Under the plan half of all money donated through it would be deducted from an individual or company's tax liability. It is in effect a cash-back scheme, with the government promising to make up the other 50% from its aid budget. The scheme would apply to companies and non-domiciled taxpayers as well, so it could reach the richest Britons who manage their tax affairs through offshore entities.

From today's Guardian:

As the tax campaigner Richard Murphy points out, this is fundamentally undemocratic. Depressingly, Mirrlees and Mehta have already been granted two meetings with the Treasury, at which they insisted the scheme should be extended to those whose tax affairs are offshore, in effect allowing the use of UK taxpayers' money to be directed by tax exiles - and giving them tax relief for the privilege.

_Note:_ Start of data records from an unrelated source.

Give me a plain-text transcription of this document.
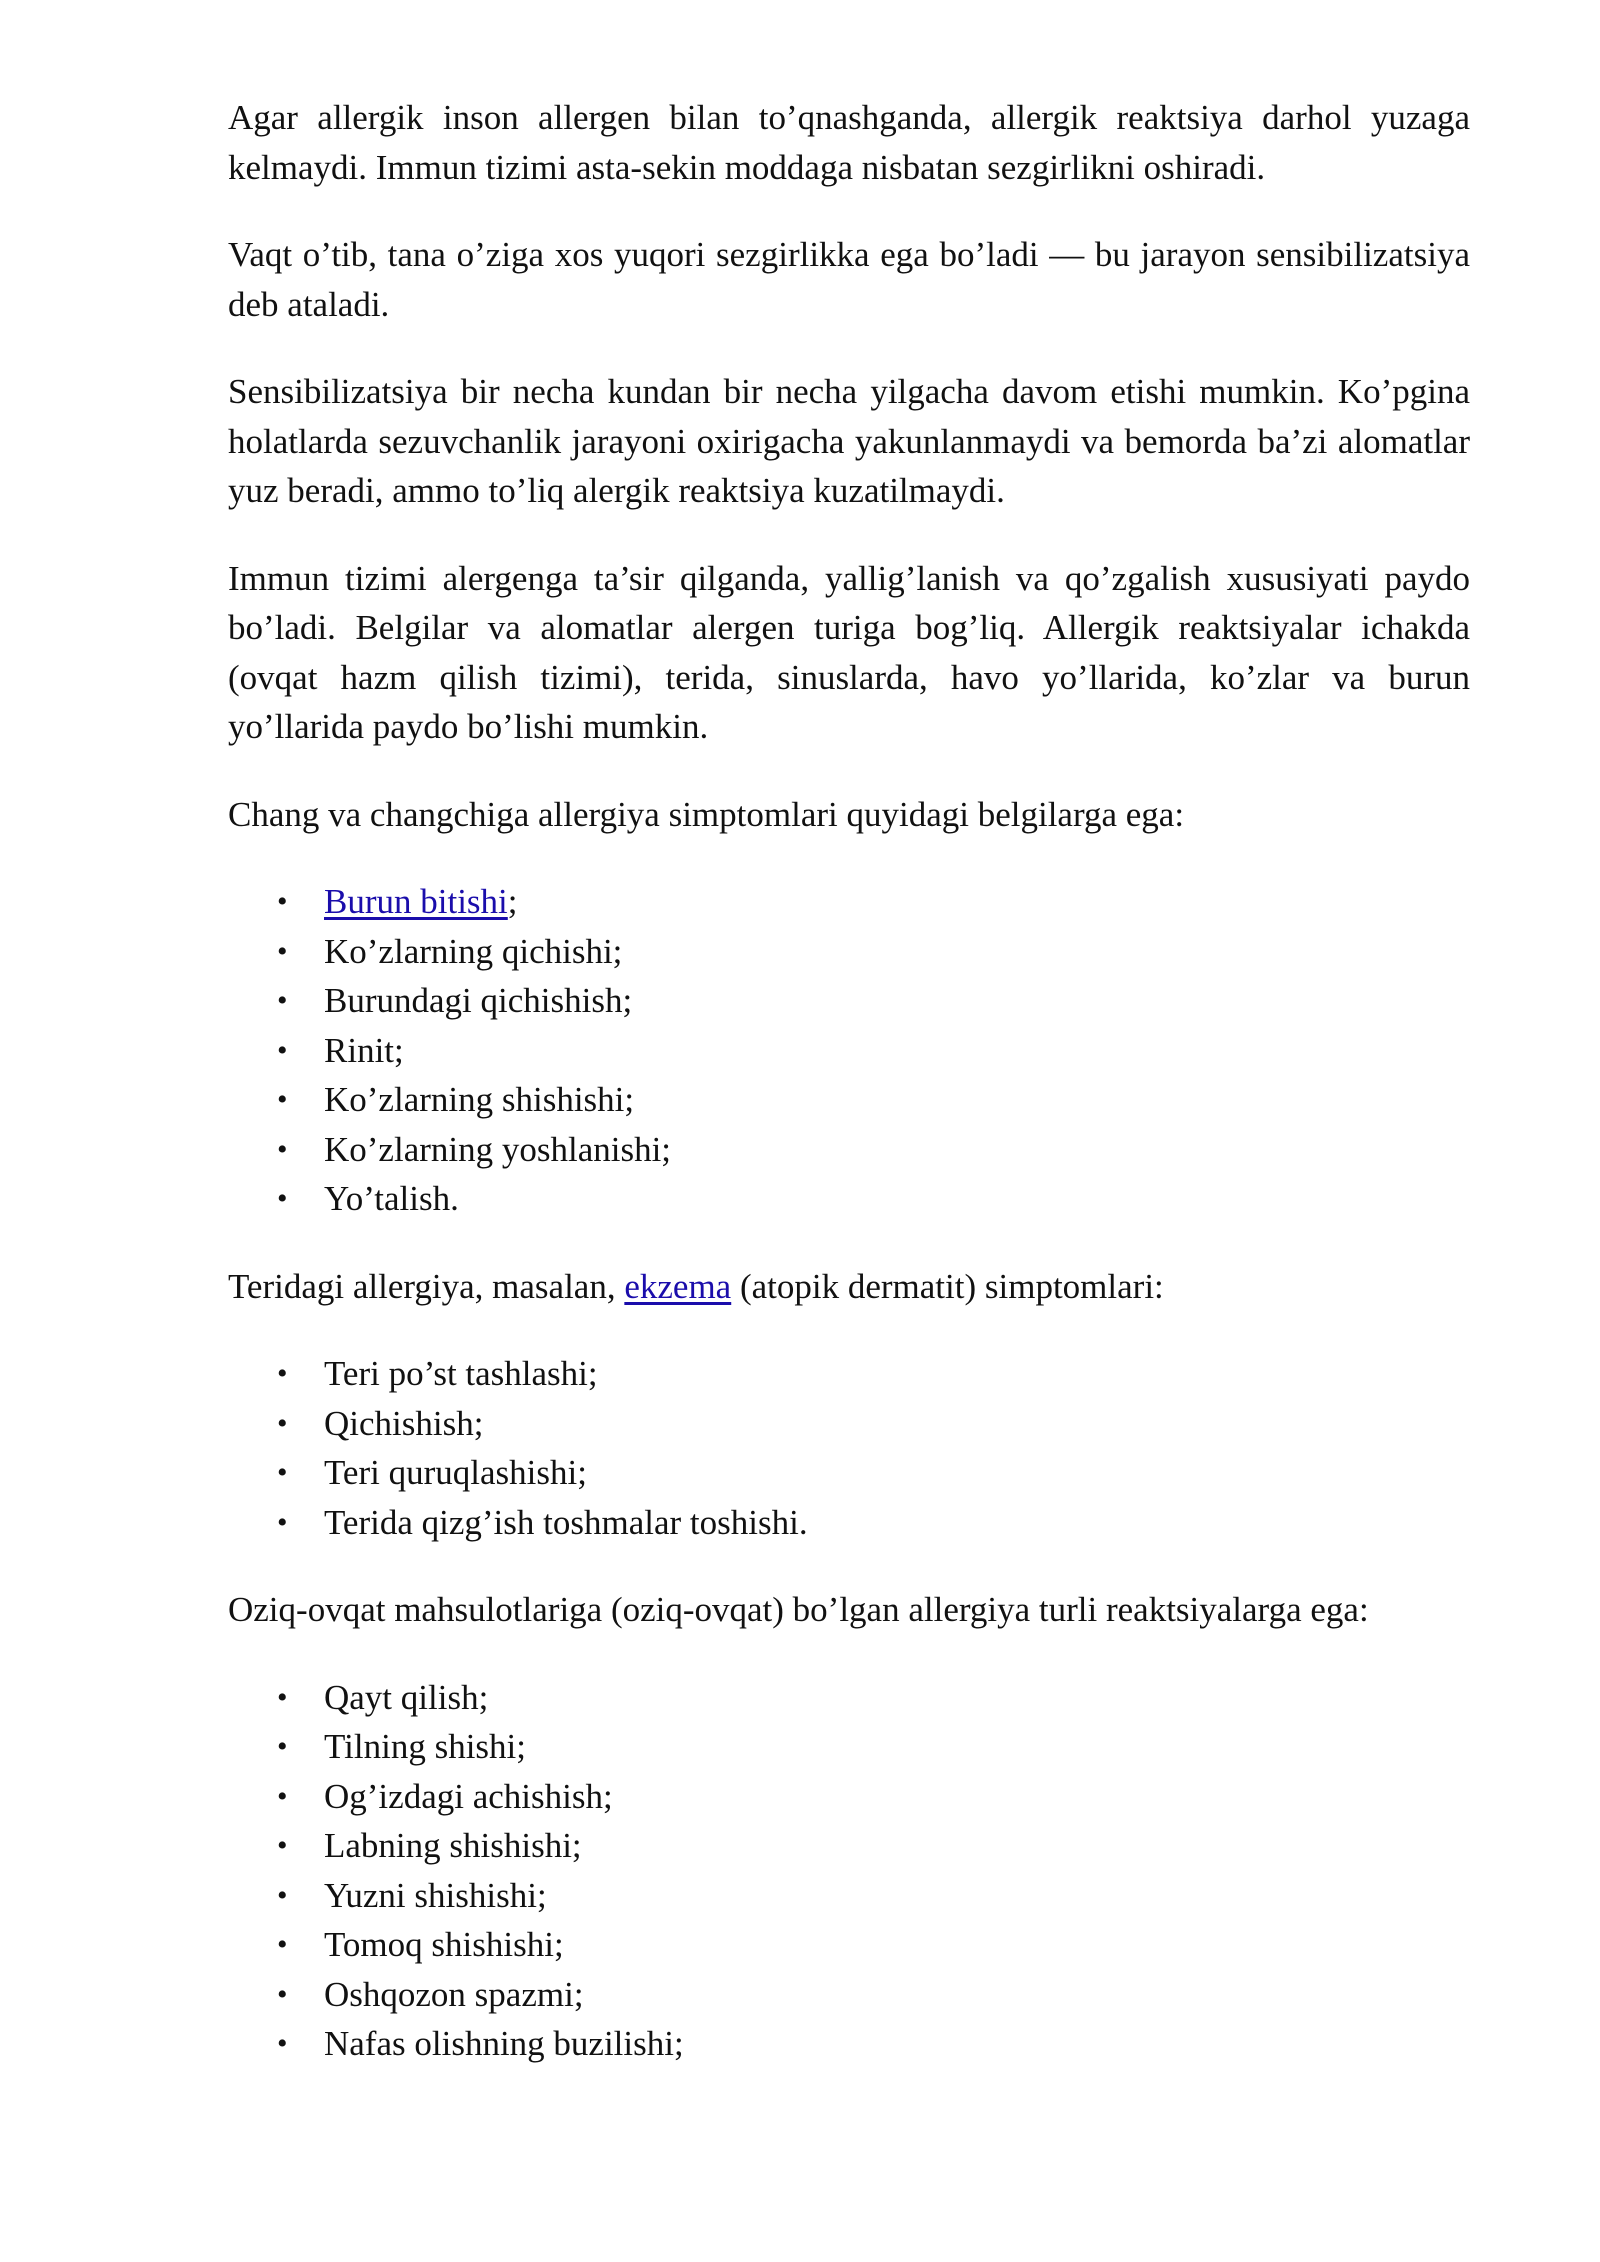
Agar allergik inson allergen bilan to’qnashganda, allergik reaktsiya darhol yuzaga kelmaydi. Immun tizimi asta-sekin moddaga nisbatan sezgirlikni oshiradi.

Vaqt o’tib, tana o’ziga xos yuqori sezgirlikka ega bo’ladi — bu jarayon sensibilizatsiya deb ataladi.

Sensibilizatsiya bir necha kundan bir necha yilgacha davom etishi mumkin. Ko’pgina holatlarda sezuvchanlik jarayoni oxirigacha yakunlanmaydi va bemorda ba’zi alomatlar yuz beradi, ammo to’liq alergik reaktsiya kuzatilmaydi.

Immun tizimi alergenga ta’sir qilganda, yallig’lanish va qo’zgalish xususiyati paydo bo’ladi. Belgilar va alomatlar alergen turiga bog’liq. Allergik reaktsiyalar ichakda (ovqat hazm qilish tizimi), terida, sinuslarda, havo yo’llarida, ko’zlar va burun yo’llarida paydo bo’lishi mumkin.

Chang va changchiga allergiya simptomlari quyidagi belgilarga ega:

• Burun bitishi;
• Ko’zlarning qichishi;
• Burundagi qichishish;
• Rinit;
• Ko’zlarning shishishi;
• Ko’zlarning yoshlanishi;
• Yo’talish.

Teridagi allergiya, masalan, ekzema (atopik dermatit) simptomlari:

• Teri po’st tashlashi;
• Qichishish;
• Teri quruqlashishi;
• Terida qizg’ish toshmalar toshishi.

Oziq-ovqat mahsulotlariga (oziq-ovqat) bo’lgan allergiya turli reaktsiyalarga ega:

• Qayt qilish;
• Tilning shishi;
• Og’izdagi achishish;
• Labning shishishi;
• Yuzni shishishi;
• Tomoq shishishi;
• Oshqozon spazmi;
• Nafas olishning buzilishi;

This has to be one of the most abusive schemes I have heard of for a long time. Bono would love it - more tax releif than they ever pay for hypothecating the entire overseas aid budget to their chosen photo opportunistic development causes and making darned sure none goes to essential exercises such as ensuring that the tax systems of developing countries are enhanced to make sure the companies owned by the very rich pay their taxes there.

Heaven forbid.

The insanity of the wealthy in our society is becoming clearer by the day.

And note the involvement of Sir James Mirrless - the man who is heading the Institute of Fiscal Studies current pl;ans to reform the UK tax system by shifting all corporation tax liabilities onto VAT so that the burden of tax moves from the wealthiest in society to the poorest.

I guess w should see this current plan as another part of his clear plan to increase the wealth gap in the UK.

Note to the IFS: stick with this man and you'll be out in the political wilderness for a very long time. He's quite clearly lost his ethical bearings, Nobel prize or not.